Start it off with this; a speech delivered by Dallin H. Oaks this Tuesday at BYU-Idaho in Rexburg:

But actually, it starts with this: Jeffrey R. Holland's cracking testimony of the Book of Mormon, one of the most animated speeches I've heard delivered at conference in a very long time. (Sorry, no direct link or embed; go to the Sunday morning session and click on Holland's speech).

So, am I babbling? No, because there's this third thing: The book God's Smuggler, by "Brother Andrew," John Sherrill and Elizabeth Sherrill. Brother Andrew is an evangelical member of the Protestant Church in Holland, born in 1928 (same year as my father, by the way), who spent his life carrying Bibles and the Gospel behind the Iron Curtain, no matter where he found it.

Part of what made reading this book fascinating ties in with current debates about the separation of church and state. Here in this country, we tend to get all riled up about this bit from the Constitution when it comes to replicas of the Ten Commandments on the property of a federal court, or a cross used as a memorial on public property. One side argues that there ought not to be any displays of religion in public. The other side argues -- I believe correctly -- that the Constitution forbids governmental interference in the religious life of its citizens. Reading Brother Andrew's book, you get a glimpse of what state control of religion was like under Communist rule, and shows both sides of the argument here in the US that maybe they ought to be a little more understanding one of the other.

A few excerpts:
As time passed, I came to feel this fear myself. There were police everywhere. They stood at the bridges, at factory entrances, at public buildings -- stopping people at random, searching briefcases, shopping bags, pocketbooks. And no one complained at this arbitrary treatment. No one protested. The lack of protest was part of the dreadful silence that hung over the city [Berlin] like a poison-filled smog.
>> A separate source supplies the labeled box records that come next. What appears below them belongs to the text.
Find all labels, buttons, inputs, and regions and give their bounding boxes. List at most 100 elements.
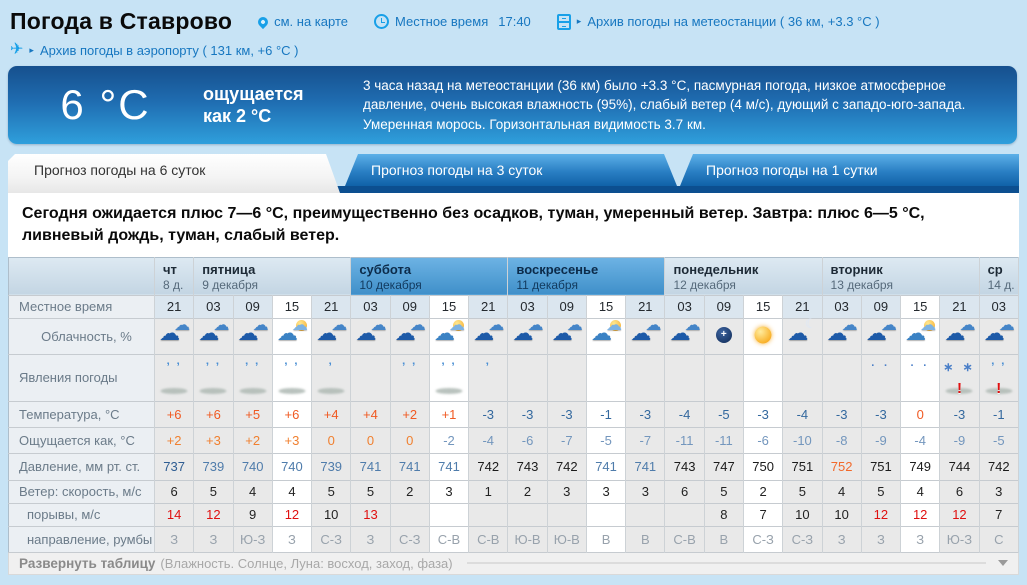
wind_speed-cell: 3 [429, 480, 470, 504]
tabbar-underline [8, 186, 1019, 193]
tab-forecast-6-days[interactable]: Прогноз погоды на 6 суток [8, 154, 340, 193]
phenomena-marks: ’ ’ [273, 355, 311, 401]
pressure-cell: 739 [311, 453, 352, 481]
wind_speed-cell: 3 [978, 480, 1020, 504]
feels-cell: -6 [743, 427, 784, 454]
temperature-cell: +6 [154, 401, 195, 428]
day-header: суббота 10 декабря [350, 257, 509, 296]
feels-cell: 0 [311, 427, 352, 454]
row-label: Ветер: скорость, м/с [8, 480, 155, 504]
cloudiness-cell: ☾ ☁ [782, 317, 823, 355]
feels-cell: -2 [429, 427, 470, 454]
expand-divider-line [466, 562, 986, 565]
feels-row: Ощущается как, °C +2 +3 +2 +3 0 0 0 -2 -4 -6 -7 -5 -7… [8, 427, 1020, 454]
wind_dir-cell: С-В [429, 526, 470, 553]
temperature-cell: +6 [272, 401, 313, 428]
tab-forecast-3-days[interactable]: Прогноз погоды на 3 суток [345, 154, 677, 186]
wind_dir-cell: З [193, 526, 234, 553]
temperature-cell: -3 [743, 401, 784, 428]
wind_speed-cell: 5 [350, 480, 391, 504]
wind_gusts-cell: 12 [861, 503, 902, 527]
wind_gusts-cell: 7 [978, 503, 1020, 527]
pressure-cell: 741 [625, 453, 666, 481]
local-time-value: 17:40 [498, 14, 531, 29]
phenomena-marks: ’ [469, 355, 507, 401]
wind_gusts-cell: 9 [233, 503, 273, 527]
time-cell: 09 [547, 295, 587, 319]
row-label: Температура, °C [8, 401, 155, 428]
cloudiness-cell: ☁ ☁ [664, 317, 705, 355]
feels-cell: 0 [350, 427, 391, 454]
temperature-cell: -5 [704, 401, 744, 428]
wind_gusts-cell [664, 503, 705, 527]
feels-cell: -8 [821, 427, 862, 454]
wind_dir-cell: С-В [664, 526, 705, 553]
moon-stars-icon: + [706, 320, 742, 350]
forecast-table-body: чт 8 д. пятница 9 декабря суббота 10 декабря в… [8, 257, 1020, 553]
phenomena-cell: ’ ’ [272, 354, 313, 402]
feels-cell: +2 [233, 427, 273, 454]
phenomena-marks: ’ ’ [155, 355, 193, 401]
drizzle-icon: ’ ’ [205, 359, 222, 374]
feels-cell: -5 [586, 427, 627, 454]
station-archive-link[interactable]: ▸ Архив погоды на метеостанции ( 36 км, … [556, 13, 880, 30]
temperature-cell: +4 [311, 401, 352, 428]
wind_dir-cell: В [704, 526, 744, 553]
phenomena-marks: ’ ’ [391, 355, 429, 401]
warning-icon: ! [956, 379, 962, 397]
time-cell: 03 [978, 295, 1020, 319]
phenomena-marks [626, 355, 664, 401]
wind_dir-cell: С-З [782, 526, 823, 553]
fog-icon [278, 387, 306, 394]
clouds-icon: ☁ ☁ [473, 316, 505, 345]
wind_gusts-cell [625, 503, 666, 527]
fog-icon [945, 387, 973, 394]
clouds-icon: ☁ ☁ [355, 316, 387, 345]
phenomena-marks [508, 355, 546, 401]
wind_dir-cell: З [900, 526, 941, 553]
pressure-cell: 742 [468, 453, 509, 481]
snow_light-icon: · · [871, 359, 891, 372]
time-cell: 21 [782, 295, 823, 319]
wind_speed-cell: 6 [154, 480, 195, 504]
feels-cell: -9 [861, 427, 902, 454]
phenomena-cell: ’ ’ [429, 354, 470, 402]
tab-forecast-1-day[interactable]: Прогноз погоды на 1 сутки [680, 154, 1019, 186]
feels-like: ощущается как 2 °C [203, 83, 304, 127]
phenomena-cell [782, 354, 823, 402]
day-header: пятница 9 декабря [193, 257, 352, 296]
time-cell: 21 [625, 295, 666, 319]
expand-table-button[interactable]: Развернуть таблицу (Влажность. Солнце, Л… [8, 552, 1019, 575]
time-cell: 03 [350, 295, 391, 319]
cloud-sun-icon: ☁ ☁ [591, 316, 623, 345]
wind_speed-row: Ветер: скорость, м/с 6 5 4 4 5 5 2 3 1 2 3 3 3 6 5 2 5 4 5 4… [8, 480, 1020, 504]
cloudiness-cell: ☁ ☁ [821, 317, 862, 355]
wind_gusts-cell: 10 [311, 503, 352, 527]
wind_gusts-cell [547, 503, 587, 527]
pressure-cell: 747 [704, 453, 744, 481]
temperature-cell: +2 [390, 401, 430, 428]
wind_gusts-cell [429, 503, 470, 527]
phenomena-cell: ’ [311, 354, 352, 402]
wind_gusts-cell: 12 [272, 503, 313, 527]
pressure-cell: 741 [586, 453, 627, 481]
phenomena-cell: · · [861, 354, 902, 402]
row-label: Облачность, % [8, 318, 155, 355]
wind_gusts-cell: 10 [782, 503, 823, 527]
cloud-sun-icon: ☁ ☁ [905, 316, 937, 345]
cloudiness-cell: ☁ ☁ [390, 317, 430, 355]
warning-icon: ! [996, 379, 1002, 397]
pressure-cell: 739 [193, 453, 234, 481]
cloudiness-cell: ☁ ☁ [507, 317, 548, 355]
time-cell: 03 [193, 295, 234, 319]
map-link[interactable]: см. на карте [256, 14, 348, 29]
clouds-icon: ☁ ☁ [865, 316, 897, 345]
row-label: Ощущается как, °C [8, 427, 155, 454]
phenomena-cell: ’ ’! [978, 354, 1020, 402]
temperature-cell: +4 [350, 401, 391, 428]
temperature-cell: -3 [547, 401, 587, 428]
airport-archive-link[interactable]: ✈ ▸ Архив погоды в аэропорту ( 131 км, +… [10, 41, 299, 58]
plane-icon: ✈ [10, 41, 24, 58]
time-cell: 15 [900, 295, 941, 319]
temperature-cell: -4 [782, 401, 823, 428]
In sharp contrast to the silence of the people was the loud voice of the government. It was everywhere. On the radio, on loudspeakers, on billboards. Slogans were painted on walls, rooftops, telephone poles; there were posters in the kiosks, in stores, hotels, railway stations. Propaganda everywhere.

I was astonished at the baldness of the line. East Germany was just then going through a devsatating food shortage. The enterprising German farmer had not taken at all kindly to the collective idea' he had quit the land in such large numbers that that fall there had been no one to harvest the crops. The government had pressed production on mechanical harvesters, accompanied by a massive propaganda campaign. There was going to be plenty of bread because socialism was superior to the enterprise of individual farmers.

There was only one trouble. To be harvested by machine, the wheat had to be dry; a coupe of days more sunshine were required than for hand reaping. And of course that year it rained. It rained every day, right at the time of the harvest.

And then suddenly all over the country, posters appeared carrying this little verse:

Gohne Gott and Sonnes schein
Hole Wir Die Ernte ein

Without God and without sun
We will get the harvest done

I could see that this slogan had really shaken the people. It was a brazen duel between the new regime and God himself. The rains continued, and the harvest did not get in. Overnight as suddenly as they had appeared, the posters vanished -- all except for the sodden few that you could still see clinging to lampposts.
Sure, we can look at this both ways. Maybe those who don't believe feel they're having religion thrust in their faces if they have to see a cross on public property. But it's hardly to the point that the state is officially denying God's existence, or that there are sanctioned battle lines drawn by the state in ther pro- or anti-religious stances. People put up a cross in the Mojave Desert, for instance, to honor those who died during World War I. Only later was that property declared public. That the cross remains is hardly state sponsorship of religion -- but that some want it removed isn't evidence that the state ought to sponsor atheism, either.

This brings me to the subject of this post: Evangelism. We've seen a lot of it all of a sudden, in a religion that says it believes in evangelists but typically leaves it to the missionary corps. So it's good to hear the testimonies of Elders Oaks and Holland, because if we don't speak out, this happens (again from God's Smuggler:
The churches' defense against this clever attack (substituting rites such as baptism, marriage, et cetera) with state-sponsored ceremonies) had been to retreat and withdraw, Wilhelm told me. Instead of going out on the aggressive, they were pulling further and further into an attitude of private piety and isolation.
That is something we simply cannot do.